An "exempt commercial purchaser" is defined as any person purchasing commercial insurance that, at the time of placement, meets the following requirements: (A) the person employs or retains a qualified risk manager to negotiate insurance coverage; (B) the person has paid aggregate nationwide commercial property and casualty insurance premiums in excess of $100,000 in the immediately preceding 12 months; and(C)(i) the person meets at least 1 of the following criteria: (I) The person possesses a net worth in excess of $20,000,000, as such amount is adjusted pursuant to clause (ii); (II) the person generates annual revenues in excess of $50,000,000, as such amount is adjusted pursuant to clause (ii); (III) the person employs more than 500 full-time or full-time equivalent employees per individual insured or is a member of an affiliated group employing more than 1,000 employees in the aggregate; (IV) the person is a not-for-profit organization or public entity generating annual budgeted expenditures of at least $30,000,000, as such amount is adjusted pursuant to clause (ii); or (V) the person is a municipality with a population in excess of 50,000 persons.

15 U.S.C. § 8206(13) defines "qualified risk manager." Clause (ii) in the definition of "exempt commercial purchaser" requires the amounts set forth in (C) to be adjusted annually to reflect the percentage change in the five-year period in the Consumer Price Index for All Urban Consumers published by the United States Department of Labor's Bureau of Labor Statistics.

==Reinsurance==
The NRRA provides that if the ceding insurer's state of domicile is an NAIC-accredited state, or has financial solvency requirements substantially similar thereto, and the state of domicile recognizes credit for reinsurance, then no other state may deny such credit for reinsurance. In addition, a state that is not the ceding insurer's domiciliary state is preempted to the extent that any of its laws or regulations: restrict or eliminate the rights of ceding and assuming insurers to resolve disputes pursuant to contractual arbitration; require that a certain state's laws govern a reinsurance contract, disputes arising from such contract, or requirements of the contract; attempt to enforce a reinsurance contract on terms different from those set forth in the reinsurance contract; or otherwise apply the laws of the state to reinsurance agreements of ceding insurers not domiciled in the state.

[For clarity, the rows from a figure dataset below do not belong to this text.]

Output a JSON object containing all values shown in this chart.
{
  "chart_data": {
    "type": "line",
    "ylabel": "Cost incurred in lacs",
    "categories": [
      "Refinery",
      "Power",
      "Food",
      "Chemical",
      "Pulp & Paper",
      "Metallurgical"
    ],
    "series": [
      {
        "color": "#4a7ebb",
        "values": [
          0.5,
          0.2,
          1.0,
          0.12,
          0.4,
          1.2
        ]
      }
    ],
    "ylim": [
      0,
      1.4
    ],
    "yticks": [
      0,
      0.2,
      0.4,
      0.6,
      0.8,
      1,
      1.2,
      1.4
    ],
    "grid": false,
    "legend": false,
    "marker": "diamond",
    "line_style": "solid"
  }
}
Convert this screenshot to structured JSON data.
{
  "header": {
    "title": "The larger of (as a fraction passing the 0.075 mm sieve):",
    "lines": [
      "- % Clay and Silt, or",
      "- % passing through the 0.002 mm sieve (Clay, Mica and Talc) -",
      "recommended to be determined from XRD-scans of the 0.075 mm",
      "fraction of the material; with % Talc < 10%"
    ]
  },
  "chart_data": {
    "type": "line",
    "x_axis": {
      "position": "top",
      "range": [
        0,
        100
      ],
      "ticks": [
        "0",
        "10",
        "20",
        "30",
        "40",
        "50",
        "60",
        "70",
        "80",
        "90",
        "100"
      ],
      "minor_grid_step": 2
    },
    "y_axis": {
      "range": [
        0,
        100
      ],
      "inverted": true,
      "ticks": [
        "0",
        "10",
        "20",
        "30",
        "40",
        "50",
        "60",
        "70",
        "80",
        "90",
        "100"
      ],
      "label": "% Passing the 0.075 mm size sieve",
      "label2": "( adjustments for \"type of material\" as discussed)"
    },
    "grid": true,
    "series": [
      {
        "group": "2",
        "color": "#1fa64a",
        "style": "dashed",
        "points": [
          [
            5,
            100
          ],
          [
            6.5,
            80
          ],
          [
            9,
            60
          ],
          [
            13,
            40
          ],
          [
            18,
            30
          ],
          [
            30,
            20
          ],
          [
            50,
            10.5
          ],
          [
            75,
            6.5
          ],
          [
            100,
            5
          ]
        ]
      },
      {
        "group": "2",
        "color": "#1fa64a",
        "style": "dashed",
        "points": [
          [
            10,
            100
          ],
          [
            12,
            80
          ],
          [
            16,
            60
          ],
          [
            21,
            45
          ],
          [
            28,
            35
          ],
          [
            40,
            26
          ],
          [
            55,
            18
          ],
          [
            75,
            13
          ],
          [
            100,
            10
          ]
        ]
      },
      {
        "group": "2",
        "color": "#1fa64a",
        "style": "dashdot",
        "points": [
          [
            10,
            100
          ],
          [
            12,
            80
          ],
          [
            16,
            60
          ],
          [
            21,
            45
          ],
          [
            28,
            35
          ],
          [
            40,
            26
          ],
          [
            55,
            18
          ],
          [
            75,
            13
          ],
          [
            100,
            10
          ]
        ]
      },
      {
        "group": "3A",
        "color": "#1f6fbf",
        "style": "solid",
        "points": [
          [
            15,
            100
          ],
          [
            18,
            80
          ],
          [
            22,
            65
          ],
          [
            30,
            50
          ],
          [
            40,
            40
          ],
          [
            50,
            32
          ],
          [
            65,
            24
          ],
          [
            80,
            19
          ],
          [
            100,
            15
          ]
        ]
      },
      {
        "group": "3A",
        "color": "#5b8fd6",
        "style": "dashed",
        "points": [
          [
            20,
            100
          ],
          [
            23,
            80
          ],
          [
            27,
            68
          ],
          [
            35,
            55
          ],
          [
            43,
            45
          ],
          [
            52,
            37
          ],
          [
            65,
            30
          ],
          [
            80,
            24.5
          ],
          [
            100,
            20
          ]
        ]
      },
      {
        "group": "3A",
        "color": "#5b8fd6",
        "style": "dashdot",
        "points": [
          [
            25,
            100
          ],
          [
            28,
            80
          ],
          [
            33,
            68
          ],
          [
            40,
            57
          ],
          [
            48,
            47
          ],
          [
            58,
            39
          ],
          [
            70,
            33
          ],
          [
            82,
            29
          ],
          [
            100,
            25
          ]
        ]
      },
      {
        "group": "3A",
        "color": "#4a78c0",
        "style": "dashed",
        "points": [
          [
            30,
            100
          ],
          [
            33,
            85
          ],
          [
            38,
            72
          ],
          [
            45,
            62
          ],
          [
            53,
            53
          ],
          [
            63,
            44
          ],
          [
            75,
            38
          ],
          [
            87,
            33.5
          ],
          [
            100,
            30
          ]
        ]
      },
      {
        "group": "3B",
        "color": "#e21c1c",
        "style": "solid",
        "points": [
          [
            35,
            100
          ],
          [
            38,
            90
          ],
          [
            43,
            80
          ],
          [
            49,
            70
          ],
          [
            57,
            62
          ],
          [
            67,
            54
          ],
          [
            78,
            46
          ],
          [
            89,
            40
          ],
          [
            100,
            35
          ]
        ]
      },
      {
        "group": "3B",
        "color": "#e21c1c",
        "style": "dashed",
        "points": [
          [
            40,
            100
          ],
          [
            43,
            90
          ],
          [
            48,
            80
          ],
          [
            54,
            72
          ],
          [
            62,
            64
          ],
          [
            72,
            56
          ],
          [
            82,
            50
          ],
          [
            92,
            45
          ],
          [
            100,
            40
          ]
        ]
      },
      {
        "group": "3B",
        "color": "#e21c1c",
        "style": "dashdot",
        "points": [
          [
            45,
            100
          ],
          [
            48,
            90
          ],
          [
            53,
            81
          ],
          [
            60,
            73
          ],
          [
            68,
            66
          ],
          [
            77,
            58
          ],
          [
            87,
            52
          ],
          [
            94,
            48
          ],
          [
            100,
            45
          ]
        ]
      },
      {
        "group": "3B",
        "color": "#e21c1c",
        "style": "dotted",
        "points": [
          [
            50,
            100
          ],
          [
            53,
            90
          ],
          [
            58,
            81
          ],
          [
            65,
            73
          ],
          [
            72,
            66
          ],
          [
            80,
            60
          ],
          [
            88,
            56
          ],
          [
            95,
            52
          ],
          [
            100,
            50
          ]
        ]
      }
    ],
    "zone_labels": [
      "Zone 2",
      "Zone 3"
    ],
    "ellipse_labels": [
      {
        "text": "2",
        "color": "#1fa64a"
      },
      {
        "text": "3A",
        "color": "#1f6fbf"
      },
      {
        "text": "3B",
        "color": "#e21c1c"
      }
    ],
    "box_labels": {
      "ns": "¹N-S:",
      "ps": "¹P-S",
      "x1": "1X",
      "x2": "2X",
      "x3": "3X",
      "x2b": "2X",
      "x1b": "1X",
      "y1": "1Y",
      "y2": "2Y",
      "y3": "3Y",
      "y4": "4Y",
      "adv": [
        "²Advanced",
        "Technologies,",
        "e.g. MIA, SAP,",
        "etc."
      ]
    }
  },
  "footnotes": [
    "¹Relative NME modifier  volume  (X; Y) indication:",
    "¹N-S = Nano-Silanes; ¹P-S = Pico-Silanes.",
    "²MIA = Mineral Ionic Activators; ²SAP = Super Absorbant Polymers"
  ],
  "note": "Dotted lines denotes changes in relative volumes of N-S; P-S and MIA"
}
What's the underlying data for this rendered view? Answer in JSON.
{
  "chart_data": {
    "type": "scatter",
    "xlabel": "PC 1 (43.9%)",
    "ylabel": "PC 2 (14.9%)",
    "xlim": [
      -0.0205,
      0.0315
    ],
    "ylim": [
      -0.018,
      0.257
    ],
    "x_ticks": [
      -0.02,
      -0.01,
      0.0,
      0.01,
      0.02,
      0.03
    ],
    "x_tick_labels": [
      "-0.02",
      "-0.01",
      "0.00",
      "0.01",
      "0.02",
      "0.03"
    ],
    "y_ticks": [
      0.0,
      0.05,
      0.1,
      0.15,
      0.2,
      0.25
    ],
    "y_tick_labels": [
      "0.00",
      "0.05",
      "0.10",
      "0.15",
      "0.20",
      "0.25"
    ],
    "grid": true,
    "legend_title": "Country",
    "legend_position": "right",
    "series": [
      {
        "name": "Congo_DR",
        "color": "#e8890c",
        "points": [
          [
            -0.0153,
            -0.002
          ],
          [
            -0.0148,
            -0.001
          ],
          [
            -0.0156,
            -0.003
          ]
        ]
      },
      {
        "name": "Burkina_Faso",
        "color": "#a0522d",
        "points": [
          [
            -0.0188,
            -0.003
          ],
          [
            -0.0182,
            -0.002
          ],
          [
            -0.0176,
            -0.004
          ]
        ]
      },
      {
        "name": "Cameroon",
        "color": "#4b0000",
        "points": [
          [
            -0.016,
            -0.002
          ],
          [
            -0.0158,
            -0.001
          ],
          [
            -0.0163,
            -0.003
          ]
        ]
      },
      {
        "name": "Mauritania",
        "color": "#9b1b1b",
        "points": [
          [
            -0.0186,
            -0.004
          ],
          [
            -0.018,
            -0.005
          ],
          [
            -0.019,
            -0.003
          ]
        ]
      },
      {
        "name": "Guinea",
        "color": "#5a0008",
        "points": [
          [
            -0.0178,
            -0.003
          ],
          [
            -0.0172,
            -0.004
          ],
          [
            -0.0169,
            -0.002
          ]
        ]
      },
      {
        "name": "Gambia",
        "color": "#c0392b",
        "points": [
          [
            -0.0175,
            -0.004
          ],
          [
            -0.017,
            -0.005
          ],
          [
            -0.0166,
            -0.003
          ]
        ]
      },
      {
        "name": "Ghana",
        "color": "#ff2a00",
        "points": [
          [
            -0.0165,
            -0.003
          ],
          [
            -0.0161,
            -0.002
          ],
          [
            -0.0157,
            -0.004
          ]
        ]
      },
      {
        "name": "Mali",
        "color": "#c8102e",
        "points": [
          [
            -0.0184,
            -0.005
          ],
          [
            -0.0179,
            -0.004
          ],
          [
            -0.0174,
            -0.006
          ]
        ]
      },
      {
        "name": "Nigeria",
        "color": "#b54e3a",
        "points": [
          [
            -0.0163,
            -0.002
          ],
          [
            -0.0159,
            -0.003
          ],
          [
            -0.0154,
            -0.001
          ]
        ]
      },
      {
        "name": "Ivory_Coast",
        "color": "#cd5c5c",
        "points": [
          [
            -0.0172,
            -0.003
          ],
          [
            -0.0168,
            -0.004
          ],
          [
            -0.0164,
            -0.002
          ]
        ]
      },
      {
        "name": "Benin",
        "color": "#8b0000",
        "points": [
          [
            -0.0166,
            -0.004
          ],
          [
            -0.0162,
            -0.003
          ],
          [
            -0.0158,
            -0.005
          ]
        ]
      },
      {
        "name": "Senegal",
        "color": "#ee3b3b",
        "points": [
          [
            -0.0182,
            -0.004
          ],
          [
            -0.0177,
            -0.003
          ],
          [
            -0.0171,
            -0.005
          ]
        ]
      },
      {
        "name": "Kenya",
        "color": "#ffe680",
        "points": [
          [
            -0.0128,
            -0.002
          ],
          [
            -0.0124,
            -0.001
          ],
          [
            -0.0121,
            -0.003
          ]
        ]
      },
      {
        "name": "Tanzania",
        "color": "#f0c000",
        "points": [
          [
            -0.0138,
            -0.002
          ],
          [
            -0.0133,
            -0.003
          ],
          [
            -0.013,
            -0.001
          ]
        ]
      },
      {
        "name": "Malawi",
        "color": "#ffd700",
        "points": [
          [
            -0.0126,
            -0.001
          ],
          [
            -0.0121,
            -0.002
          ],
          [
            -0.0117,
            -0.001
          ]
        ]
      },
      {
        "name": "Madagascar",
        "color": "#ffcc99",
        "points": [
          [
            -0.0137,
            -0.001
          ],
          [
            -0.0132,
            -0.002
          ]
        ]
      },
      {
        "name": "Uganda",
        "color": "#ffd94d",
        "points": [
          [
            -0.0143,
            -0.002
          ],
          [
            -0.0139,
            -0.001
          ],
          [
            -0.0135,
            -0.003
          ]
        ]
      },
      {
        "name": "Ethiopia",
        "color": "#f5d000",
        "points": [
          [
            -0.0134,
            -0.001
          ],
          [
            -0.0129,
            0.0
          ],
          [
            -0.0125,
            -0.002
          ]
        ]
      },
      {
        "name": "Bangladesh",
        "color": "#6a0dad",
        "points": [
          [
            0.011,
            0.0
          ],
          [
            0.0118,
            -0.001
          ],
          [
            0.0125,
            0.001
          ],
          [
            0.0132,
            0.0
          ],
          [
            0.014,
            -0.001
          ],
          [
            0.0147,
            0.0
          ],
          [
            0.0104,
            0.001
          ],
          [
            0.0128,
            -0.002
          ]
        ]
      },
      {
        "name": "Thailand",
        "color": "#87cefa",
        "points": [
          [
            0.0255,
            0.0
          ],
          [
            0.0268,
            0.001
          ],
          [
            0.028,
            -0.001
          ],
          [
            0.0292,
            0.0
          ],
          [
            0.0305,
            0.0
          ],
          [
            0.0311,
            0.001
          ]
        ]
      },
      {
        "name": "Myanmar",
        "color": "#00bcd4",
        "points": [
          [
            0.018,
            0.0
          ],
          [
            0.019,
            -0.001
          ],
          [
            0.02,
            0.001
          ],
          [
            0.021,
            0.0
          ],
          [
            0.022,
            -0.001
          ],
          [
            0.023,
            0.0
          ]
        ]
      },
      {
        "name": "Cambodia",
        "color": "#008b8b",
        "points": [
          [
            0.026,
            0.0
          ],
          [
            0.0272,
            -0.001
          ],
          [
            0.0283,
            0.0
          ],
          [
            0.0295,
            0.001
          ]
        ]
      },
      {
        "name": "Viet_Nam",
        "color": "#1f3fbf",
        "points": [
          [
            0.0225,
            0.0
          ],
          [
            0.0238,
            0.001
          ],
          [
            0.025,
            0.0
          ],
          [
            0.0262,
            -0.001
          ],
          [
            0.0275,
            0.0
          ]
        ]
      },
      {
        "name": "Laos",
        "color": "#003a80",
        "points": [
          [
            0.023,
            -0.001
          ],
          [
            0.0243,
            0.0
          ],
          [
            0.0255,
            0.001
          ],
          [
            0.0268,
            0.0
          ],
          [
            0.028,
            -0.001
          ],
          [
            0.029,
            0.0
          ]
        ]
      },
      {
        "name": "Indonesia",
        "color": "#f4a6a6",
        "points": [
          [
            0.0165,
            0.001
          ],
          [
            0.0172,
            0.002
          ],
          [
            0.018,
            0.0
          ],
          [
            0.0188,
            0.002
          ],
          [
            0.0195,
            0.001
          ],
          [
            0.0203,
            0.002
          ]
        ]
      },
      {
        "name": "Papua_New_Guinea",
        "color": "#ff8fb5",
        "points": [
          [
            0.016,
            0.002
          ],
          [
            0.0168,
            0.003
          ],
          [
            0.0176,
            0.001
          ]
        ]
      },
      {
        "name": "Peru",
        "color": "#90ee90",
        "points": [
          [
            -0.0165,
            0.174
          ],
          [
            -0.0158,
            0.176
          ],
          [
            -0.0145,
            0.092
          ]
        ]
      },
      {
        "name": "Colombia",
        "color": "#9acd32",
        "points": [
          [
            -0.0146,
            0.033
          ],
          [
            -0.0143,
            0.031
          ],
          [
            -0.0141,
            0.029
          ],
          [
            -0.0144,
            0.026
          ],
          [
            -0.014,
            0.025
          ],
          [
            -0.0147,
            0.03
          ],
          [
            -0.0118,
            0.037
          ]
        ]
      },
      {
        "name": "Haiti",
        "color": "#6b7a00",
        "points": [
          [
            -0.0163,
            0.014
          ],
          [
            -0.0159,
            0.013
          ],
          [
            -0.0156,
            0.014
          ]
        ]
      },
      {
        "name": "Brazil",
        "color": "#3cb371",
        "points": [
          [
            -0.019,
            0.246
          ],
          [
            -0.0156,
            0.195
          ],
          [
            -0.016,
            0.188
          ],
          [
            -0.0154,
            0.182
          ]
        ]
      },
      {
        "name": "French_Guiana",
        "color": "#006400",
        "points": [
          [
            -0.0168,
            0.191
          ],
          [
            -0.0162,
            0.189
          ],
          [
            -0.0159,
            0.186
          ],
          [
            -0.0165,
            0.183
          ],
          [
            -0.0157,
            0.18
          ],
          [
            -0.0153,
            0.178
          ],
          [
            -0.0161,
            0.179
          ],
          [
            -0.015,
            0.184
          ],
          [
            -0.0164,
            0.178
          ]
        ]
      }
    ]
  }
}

Where a reinsurer's state of domicile is NAIC-accredited or has substantially similar financial requirements, and the state of domicile determines that the reinsurer predominately engages in a reinsurance business and does not regularly sell direct insurance, the domiciliary state is the state solely responsible for regulating the reinsurer's financial solvency. A non-domiciliary state is precluded from requiring the reinsurer to provide any additional financial information other than the information the reinsurer is required to file with the domiciliary state.